Donald Wheeler is a great (still-living!) statistical guru, who writes for SPCpress.com. He explains the important distinction between descriptive statistics (also called Enumerative) and inference statistics used for prediction (also called Analytical). I think that distinction will help you understand the two approaches you asked about.

From a different article (appeared in Quality Digest, July 9, 2018):

"The ultimate purpose for collecting data is to take action. In some cases the action taken will depend upon a description of what is at hand. In others the action taken will depend upon a prediction of what will be. The use of data in support of these two types of action will require different types of analyses. These differences and their consequences are the topic of this article."
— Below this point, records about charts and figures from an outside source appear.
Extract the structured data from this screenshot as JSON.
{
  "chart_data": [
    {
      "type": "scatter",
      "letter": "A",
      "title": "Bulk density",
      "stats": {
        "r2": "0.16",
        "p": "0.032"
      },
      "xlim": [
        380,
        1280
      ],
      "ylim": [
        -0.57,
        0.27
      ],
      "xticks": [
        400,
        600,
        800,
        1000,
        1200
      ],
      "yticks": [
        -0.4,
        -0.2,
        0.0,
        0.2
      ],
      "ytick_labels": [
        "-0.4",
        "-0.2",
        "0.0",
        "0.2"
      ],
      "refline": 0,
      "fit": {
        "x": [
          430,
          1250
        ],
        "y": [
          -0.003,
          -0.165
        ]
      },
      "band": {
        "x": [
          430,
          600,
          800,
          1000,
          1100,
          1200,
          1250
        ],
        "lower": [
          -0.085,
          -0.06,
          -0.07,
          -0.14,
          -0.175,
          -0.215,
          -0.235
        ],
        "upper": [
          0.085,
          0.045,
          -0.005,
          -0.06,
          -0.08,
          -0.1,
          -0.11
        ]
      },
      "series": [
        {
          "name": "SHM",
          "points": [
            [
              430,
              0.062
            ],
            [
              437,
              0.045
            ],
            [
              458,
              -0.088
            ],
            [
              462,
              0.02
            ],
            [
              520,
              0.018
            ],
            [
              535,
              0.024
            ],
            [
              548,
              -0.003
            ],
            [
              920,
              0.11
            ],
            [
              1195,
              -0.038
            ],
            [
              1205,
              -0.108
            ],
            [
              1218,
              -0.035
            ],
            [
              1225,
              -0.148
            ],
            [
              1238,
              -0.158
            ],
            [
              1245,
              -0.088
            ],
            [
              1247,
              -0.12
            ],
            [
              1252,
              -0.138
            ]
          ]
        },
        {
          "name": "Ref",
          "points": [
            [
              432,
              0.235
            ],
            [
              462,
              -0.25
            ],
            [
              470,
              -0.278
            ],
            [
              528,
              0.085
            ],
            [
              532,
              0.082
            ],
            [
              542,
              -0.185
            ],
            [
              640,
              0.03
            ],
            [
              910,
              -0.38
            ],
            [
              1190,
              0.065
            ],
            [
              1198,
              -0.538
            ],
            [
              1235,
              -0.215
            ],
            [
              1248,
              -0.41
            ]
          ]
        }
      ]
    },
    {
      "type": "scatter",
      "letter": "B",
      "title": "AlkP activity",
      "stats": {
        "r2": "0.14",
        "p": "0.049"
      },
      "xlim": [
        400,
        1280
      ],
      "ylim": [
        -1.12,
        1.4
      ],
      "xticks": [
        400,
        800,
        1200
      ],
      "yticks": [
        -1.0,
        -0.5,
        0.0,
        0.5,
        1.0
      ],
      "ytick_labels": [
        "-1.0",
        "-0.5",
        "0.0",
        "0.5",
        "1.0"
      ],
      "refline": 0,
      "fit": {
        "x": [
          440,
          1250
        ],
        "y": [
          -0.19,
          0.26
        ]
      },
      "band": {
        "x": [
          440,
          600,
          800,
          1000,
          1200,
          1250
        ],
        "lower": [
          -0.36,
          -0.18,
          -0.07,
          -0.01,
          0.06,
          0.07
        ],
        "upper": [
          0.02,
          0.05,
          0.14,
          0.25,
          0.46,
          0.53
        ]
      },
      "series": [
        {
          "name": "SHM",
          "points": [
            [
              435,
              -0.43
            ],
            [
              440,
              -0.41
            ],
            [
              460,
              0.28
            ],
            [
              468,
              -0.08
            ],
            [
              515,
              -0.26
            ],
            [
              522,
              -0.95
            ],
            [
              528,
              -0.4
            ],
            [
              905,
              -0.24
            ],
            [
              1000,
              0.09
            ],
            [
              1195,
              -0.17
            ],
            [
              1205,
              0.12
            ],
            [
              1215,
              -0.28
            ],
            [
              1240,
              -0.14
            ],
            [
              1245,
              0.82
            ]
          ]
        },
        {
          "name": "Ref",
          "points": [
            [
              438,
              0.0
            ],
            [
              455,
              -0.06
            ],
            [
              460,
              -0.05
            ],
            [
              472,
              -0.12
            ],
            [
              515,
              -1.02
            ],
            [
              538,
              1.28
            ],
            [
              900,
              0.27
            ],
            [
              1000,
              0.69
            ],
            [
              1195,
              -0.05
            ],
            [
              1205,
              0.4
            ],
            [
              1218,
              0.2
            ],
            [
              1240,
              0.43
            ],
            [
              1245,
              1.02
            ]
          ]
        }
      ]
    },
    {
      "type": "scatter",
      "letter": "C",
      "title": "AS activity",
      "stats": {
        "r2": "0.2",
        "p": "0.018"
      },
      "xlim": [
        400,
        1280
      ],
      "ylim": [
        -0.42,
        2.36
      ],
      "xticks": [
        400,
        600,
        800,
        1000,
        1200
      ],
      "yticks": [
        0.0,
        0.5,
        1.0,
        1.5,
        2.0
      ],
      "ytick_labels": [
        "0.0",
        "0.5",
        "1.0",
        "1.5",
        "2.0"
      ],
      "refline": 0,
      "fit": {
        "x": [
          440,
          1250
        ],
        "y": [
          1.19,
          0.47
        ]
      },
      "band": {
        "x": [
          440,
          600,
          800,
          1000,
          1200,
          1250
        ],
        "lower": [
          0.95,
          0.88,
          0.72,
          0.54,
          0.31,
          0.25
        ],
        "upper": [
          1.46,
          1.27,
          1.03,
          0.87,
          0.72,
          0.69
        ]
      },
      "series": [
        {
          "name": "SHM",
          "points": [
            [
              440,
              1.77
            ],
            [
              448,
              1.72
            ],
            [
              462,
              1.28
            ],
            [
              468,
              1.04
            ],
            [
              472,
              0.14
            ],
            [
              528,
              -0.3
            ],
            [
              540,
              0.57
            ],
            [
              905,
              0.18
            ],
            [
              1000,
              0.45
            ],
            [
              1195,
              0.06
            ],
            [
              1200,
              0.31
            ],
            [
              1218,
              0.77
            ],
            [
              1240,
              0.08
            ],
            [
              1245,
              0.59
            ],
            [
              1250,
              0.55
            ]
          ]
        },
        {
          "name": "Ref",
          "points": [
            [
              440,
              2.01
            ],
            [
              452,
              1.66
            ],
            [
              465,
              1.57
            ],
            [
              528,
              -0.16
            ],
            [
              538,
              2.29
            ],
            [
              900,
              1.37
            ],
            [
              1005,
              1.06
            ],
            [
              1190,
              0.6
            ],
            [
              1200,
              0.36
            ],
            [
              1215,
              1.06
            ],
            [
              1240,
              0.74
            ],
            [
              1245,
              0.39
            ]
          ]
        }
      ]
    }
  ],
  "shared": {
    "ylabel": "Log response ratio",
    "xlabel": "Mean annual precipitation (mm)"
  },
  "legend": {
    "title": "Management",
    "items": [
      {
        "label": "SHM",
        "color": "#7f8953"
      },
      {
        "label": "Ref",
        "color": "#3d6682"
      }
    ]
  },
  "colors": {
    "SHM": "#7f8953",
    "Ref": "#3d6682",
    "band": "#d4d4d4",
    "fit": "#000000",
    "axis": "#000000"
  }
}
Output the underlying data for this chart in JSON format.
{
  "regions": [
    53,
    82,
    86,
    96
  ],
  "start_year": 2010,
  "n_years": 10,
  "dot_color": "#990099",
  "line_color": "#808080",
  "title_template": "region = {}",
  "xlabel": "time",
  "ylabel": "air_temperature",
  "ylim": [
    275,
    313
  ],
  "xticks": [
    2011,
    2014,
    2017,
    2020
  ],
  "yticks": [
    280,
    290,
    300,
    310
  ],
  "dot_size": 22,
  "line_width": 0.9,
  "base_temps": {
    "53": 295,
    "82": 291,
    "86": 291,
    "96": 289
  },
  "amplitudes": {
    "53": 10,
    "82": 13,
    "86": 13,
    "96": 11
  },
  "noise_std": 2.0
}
I hope you can find enough explanation at SPCpress.com to help you understand the difference. It is a rather abstract distinction, but Donald Wheeler does a good job explaining topics in plain English. However. you do have to find an article which speaks to you where you are in your level of understanding.
 
I don't quite understand the differences of these 2 approaches...hot you select/choose the critical values?
The Critical values for the first case are dependent on the applicable distribution. The critical values for the second case (the control chart method) are the control limits - the 3 sigma values for the subgroup size. This is exactly what Wheeler said that Shewhart said.

In other words the control limits are not based on any distribution nor is any distribution required for the control chart to work.
 
Another more specific expanantion:

The first approach to determining “A & B” is that when you know (assume - Shewhart correctly stated that one can never actually know what distribution a time series set of process data has) a distribution you determine what amount of coverage you want to understand (low to high limit of variation). You determine or set the coverage amount (P or probability) and then you use the formula for the distribution to determine the coverage limits “A & B”). With SPC, Shewhart set the limits for coverage at +/- 3 SD (lower and upper control limits) and allowed or accepted that the true amount of coverage (or amount of data that naturally beyond the coverage limits) to be very small or small enough to be useful.